Prosperous.—Heb., causing to prosper. Joseph brought a blessing with him to his master’s house. (See Genesis 39:3, where the same word is translated made to prosper.)
In the house.—Slaves generally were bought for the hard work of the field, but Potiphar assigned to Joseph the lighter home service, because perhaps of his youth and comeliness.
The note above makes a long comment regarding the use of the names for God and argues in particular that the precise use of Jehovah/Yahweh in the Joseph section implies the authorship of Moses. This is something we will keep an eye on through th rest of the Book. Returning to The Pulpit Commentaries for verse 3:
And his master saw that the Lord (Jehovah) was with him—this does not imply that Potiphar was acquainted with Jehovah, but simply that he concluded Joseph to be under the Divine protection—and that the Lord (Jehovah) made all that he did to prosper in his hand. That which led to the conviction of Potiphar concerning Joseph was the remarkable success which he saw attending all his efforts and undertakings.
I think it’s important to pay attention to the character of Joseph in the changing circumstances he faces. He was the favorite son of his father, a slave, and then such a good slave that he is elevated. It would be easy for Joseph to conclude – in this moment – that the evil which he has faced is now being used for good. That is certainly possible. His faithfulness proves to be exceptional as things go bad for him again in the next section of verses and he continues to be blessed. But before we get there, we can finish out this section and how things are going well. From Ellicott in verse 4:
(4) He served him.—Rather, he ministered to him (Numbers 3:6), as the word is used not so much of work as of office. So in Genesis 40:4, it is used of the attendance of Joseph upon the chief butler and baker in prison. His office is explained more exactly in the next verse, where we read that “he made him overseer,” or his deputy. In the Egyptian monuments we often find an overseer with writing materials keeping an account of all expenditure and of the labour done.

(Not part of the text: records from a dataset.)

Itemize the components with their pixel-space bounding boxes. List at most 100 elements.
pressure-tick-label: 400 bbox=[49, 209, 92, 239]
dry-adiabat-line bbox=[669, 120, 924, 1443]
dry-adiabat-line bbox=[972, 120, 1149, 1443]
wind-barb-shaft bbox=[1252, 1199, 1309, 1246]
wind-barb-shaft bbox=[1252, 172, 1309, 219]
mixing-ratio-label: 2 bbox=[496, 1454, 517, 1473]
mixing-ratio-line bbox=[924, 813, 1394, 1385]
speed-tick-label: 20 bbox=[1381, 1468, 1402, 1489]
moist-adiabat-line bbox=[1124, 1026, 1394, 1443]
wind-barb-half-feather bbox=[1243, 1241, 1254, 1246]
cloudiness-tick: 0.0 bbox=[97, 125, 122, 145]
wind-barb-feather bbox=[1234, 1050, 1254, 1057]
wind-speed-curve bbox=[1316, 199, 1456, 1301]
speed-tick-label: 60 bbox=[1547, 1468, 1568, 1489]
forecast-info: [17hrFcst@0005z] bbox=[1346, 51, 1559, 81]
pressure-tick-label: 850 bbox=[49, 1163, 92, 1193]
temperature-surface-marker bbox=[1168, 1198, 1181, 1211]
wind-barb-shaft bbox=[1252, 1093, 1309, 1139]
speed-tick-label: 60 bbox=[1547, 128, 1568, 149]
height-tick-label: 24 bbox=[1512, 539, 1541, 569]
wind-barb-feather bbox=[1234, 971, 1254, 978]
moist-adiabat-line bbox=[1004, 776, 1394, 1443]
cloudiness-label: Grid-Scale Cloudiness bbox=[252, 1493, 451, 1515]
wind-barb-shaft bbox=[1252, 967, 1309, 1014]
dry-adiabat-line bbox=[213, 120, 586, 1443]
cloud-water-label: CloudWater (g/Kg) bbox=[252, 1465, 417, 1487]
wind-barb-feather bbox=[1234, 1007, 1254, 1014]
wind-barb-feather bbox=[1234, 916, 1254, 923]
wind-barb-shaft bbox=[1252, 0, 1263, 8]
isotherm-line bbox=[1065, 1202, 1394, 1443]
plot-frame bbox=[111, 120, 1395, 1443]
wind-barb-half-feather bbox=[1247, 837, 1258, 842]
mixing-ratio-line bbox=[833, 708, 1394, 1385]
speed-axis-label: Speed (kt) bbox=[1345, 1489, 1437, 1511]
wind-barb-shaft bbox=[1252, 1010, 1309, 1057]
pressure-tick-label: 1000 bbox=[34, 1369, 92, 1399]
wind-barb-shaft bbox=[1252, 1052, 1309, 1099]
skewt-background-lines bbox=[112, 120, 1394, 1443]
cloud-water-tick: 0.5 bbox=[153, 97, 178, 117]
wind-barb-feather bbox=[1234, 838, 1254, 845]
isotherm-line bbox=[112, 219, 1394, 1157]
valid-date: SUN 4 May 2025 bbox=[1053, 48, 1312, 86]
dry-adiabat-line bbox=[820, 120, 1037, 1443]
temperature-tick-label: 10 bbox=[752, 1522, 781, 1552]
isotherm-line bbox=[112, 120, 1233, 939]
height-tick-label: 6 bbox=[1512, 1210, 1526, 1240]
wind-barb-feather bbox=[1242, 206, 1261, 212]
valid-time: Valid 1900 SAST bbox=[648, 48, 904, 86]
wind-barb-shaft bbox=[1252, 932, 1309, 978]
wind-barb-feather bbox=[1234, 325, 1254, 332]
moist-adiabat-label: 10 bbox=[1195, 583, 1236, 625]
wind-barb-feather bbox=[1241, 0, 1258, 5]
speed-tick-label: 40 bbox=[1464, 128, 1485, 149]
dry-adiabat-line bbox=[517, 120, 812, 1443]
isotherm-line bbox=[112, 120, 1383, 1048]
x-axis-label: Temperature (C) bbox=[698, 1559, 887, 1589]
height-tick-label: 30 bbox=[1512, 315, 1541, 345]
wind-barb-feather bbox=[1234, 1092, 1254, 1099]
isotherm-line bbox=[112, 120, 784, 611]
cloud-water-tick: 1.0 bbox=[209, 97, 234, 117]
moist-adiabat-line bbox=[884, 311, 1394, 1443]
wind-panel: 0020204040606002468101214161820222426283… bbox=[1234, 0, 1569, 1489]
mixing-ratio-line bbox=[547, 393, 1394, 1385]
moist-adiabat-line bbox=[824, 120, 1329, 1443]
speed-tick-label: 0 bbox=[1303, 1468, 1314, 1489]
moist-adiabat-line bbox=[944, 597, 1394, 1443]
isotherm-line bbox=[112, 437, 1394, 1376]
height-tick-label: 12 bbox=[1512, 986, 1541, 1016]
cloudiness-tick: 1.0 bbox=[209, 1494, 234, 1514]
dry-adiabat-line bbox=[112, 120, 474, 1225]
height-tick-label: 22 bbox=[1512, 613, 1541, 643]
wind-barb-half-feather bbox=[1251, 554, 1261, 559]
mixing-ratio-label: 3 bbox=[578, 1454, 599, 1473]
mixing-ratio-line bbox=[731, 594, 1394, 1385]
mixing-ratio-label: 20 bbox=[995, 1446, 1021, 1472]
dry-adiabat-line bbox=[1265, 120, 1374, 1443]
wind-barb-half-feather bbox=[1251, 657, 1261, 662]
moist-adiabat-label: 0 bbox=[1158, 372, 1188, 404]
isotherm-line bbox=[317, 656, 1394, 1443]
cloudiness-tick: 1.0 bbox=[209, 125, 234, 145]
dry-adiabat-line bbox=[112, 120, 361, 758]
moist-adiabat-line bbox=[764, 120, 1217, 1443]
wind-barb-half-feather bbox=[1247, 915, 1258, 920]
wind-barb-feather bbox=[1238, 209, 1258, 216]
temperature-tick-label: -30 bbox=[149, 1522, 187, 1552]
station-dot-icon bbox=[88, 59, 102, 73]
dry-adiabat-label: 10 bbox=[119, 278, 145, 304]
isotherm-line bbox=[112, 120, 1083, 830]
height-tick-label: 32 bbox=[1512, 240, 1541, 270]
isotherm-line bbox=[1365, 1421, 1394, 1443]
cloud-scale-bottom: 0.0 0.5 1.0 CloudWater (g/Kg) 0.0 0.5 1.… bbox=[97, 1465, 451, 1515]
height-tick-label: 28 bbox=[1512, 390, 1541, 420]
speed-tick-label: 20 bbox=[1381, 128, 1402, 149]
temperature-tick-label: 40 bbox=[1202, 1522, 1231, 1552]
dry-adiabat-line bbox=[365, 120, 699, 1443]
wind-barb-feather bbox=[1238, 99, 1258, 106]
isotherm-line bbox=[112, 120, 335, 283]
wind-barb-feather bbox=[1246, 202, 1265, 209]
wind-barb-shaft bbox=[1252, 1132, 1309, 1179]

This verse explains the nature of Joseph’s promotion within Potiphar’s house. Finishing out the section in The Pulpit Commentaries and verse 5:
And it same to pass from the time that he had made (literally, from that time he made) him overseer in his house, and over all that he had, that (literally, and) the Lord (Jehovah) blessed the Egyptian’s house for Joseph’s sake (cf. Genesis 30:12); and the blessing of the Lord (Jehovah) was upon all that he had in the house, and in the field. It is observable that throughout this chapter, when the historian is speaking in his own name the term Jehovah is used to designate the Supreme Being (cf. Genesis 39:21, Genesis 39:23), whereas when Joseph replies to his mistress it is the word Elohim which he employs, the reason of which is sufficiently obvious.
Again take note, from the comment above, the way in which the name for God is used in this section with Joseph.
Despite making the best of his unjust enslavement, Joseph is once again about to be the victim of unjust treatment. We’ll cover that in the next section.